Elon Musk took a jibe at US Senator Bernie Sanders tweet on tax. (File)

Washington DC:

No stranger to controversy, Elon Musk currently the world’s wealthiest man waded into yet another when he took a jibe at US Senator Bernie Sanders tweet on tax to say, “I keep forgetting you’re still alive.”

Sanders, 80, had taken to his Twitter to post: “We must demand that the extremely wealthy pay their fair share. Period.”

Musk, founder of US companies Tesla and SpaceX and a notorious troll also responded to Sanders tweet by posting one of his own: “Want me to sell more stock, Bernie? Just say the words…”.

This jibe about “selling stock” from Musk followed last week’s sale of a grand total of USD 6.9 billion worth of Tesla shares.

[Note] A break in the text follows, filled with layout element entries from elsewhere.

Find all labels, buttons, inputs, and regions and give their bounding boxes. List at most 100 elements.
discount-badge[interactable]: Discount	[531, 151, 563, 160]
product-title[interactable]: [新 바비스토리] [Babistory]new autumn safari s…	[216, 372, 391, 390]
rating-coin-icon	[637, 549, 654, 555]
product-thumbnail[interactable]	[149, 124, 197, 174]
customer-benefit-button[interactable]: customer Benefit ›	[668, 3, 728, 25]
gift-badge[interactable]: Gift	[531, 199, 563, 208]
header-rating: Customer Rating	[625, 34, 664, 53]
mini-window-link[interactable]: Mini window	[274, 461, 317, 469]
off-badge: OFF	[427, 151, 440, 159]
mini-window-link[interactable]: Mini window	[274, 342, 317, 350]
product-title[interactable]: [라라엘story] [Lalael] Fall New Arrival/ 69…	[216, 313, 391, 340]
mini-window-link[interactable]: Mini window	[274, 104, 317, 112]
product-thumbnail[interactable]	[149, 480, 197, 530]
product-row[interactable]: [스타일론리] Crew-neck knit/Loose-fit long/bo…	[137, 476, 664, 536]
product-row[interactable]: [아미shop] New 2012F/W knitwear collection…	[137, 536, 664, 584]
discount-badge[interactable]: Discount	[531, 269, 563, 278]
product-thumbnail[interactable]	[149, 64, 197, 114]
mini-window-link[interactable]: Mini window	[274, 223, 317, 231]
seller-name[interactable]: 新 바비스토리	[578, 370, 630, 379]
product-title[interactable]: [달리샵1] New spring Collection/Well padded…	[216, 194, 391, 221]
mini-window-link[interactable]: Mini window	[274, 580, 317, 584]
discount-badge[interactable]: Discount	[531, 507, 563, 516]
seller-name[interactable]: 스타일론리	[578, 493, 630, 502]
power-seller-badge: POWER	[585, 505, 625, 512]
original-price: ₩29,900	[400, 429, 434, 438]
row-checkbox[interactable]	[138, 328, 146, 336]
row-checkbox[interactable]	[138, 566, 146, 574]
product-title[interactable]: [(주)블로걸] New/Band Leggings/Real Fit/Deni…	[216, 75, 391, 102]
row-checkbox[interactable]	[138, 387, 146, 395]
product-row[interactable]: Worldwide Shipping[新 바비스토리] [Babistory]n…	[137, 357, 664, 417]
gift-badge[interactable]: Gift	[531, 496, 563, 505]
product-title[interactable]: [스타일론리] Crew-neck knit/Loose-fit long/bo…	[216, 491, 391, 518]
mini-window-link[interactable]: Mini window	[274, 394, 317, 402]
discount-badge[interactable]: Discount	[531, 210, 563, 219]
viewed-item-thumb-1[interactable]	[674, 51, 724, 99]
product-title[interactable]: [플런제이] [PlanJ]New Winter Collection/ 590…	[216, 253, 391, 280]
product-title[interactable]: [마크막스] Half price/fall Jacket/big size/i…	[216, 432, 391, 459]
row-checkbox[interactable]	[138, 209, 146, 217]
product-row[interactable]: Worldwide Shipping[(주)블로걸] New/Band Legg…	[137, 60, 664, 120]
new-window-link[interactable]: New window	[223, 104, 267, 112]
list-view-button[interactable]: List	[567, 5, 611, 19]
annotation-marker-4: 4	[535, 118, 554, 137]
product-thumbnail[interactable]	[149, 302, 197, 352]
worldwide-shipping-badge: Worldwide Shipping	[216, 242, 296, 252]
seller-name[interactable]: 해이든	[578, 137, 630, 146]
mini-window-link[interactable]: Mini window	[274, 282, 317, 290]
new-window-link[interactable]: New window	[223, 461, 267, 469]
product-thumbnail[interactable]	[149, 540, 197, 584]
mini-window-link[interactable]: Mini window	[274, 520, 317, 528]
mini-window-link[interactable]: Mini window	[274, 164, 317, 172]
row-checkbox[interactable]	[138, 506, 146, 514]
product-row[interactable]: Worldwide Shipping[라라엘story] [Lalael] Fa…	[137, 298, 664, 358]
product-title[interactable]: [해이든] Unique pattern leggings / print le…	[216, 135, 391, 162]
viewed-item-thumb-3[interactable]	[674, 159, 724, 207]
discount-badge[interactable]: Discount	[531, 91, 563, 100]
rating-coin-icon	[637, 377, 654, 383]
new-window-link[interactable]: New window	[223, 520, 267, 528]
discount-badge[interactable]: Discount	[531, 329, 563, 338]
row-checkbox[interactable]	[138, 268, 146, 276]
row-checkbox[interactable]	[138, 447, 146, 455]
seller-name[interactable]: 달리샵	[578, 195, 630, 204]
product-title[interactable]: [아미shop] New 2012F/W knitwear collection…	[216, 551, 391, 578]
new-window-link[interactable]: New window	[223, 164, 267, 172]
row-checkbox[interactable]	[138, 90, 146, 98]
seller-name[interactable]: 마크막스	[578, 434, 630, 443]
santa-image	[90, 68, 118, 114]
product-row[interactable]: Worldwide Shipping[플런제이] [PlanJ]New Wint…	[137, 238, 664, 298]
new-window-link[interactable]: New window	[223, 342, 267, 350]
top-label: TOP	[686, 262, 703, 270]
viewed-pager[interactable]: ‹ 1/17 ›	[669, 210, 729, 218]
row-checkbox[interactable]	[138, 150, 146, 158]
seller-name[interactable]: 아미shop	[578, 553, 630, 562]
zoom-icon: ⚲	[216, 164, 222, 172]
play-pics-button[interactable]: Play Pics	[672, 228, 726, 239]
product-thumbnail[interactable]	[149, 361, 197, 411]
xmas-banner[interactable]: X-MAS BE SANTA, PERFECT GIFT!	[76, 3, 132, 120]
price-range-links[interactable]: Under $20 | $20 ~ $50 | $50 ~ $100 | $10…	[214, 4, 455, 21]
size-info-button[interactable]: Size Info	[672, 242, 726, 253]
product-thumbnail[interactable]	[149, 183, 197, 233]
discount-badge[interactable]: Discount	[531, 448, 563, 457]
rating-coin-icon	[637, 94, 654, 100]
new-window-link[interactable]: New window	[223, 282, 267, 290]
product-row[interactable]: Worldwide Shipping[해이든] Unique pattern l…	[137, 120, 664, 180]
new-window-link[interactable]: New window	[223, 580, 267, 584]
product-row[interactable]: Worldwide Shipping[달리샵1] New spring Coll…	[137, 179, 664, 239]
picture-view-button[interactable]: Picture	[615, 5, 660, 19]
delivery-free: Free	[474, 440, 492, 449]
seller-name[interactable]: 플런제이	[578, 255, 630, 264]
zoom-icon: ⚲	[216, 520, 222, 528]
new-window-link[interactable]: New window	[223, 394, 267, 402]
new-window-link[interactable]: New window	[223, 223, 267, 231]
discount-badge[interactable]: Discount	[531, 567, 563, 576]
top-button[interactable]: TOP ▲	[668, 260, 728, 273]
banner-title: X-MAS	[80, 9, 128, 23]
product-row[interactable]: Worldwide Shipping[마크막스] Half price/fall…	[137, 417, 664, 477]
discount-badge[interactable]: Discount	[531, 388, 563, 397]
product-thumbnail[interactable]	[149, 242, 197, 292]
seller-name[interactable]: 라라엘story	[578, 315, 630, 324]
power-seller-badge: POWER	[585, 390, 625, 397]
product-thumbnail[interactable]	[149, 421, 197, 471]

Musk can be considered as Sander’s description of “the extremely wealthy”, having a net worth of USD 285 billion, according to Bloomberg’s Billionaires Index.

Earlier this month, Musk hit the world’s record high in terms of the volume of his assets, exceeding USD 300 billion, making him the first person to reach this spot.

Currently, Musk’s fortune is estimated at USD 300 billion, according to the Forbes Billionaires ranking.

It saw a sharp increase in recent weeks due to a hike in Tesla shares, driven by its deal with car rental company Hertz for the sale of 100,000 Tesla cars.

Amazon founder Jeff Bezos ranks second with over USD 193 billion.

Senator Sanders, a democratic socialist independent from Vermont, is known for advocating for the American middle class and speaks against the growing income and wealth gaps in the United States. As a Democratic Presidential candidate, Sanders had lost out to Hillary Clinton and then Joe Biden in 2016 and in 2020.

Meanwhile, Democrats in the US Senate have proposed a “billionaires tax” to target the super-wealthy on the unrealized gains in the value of their liquid assets, such as stocks, bonds and cash, which can grow for years as vast capital stores that can be borrowed off to live virtually income tax-free, according to an explanation by the New York Times.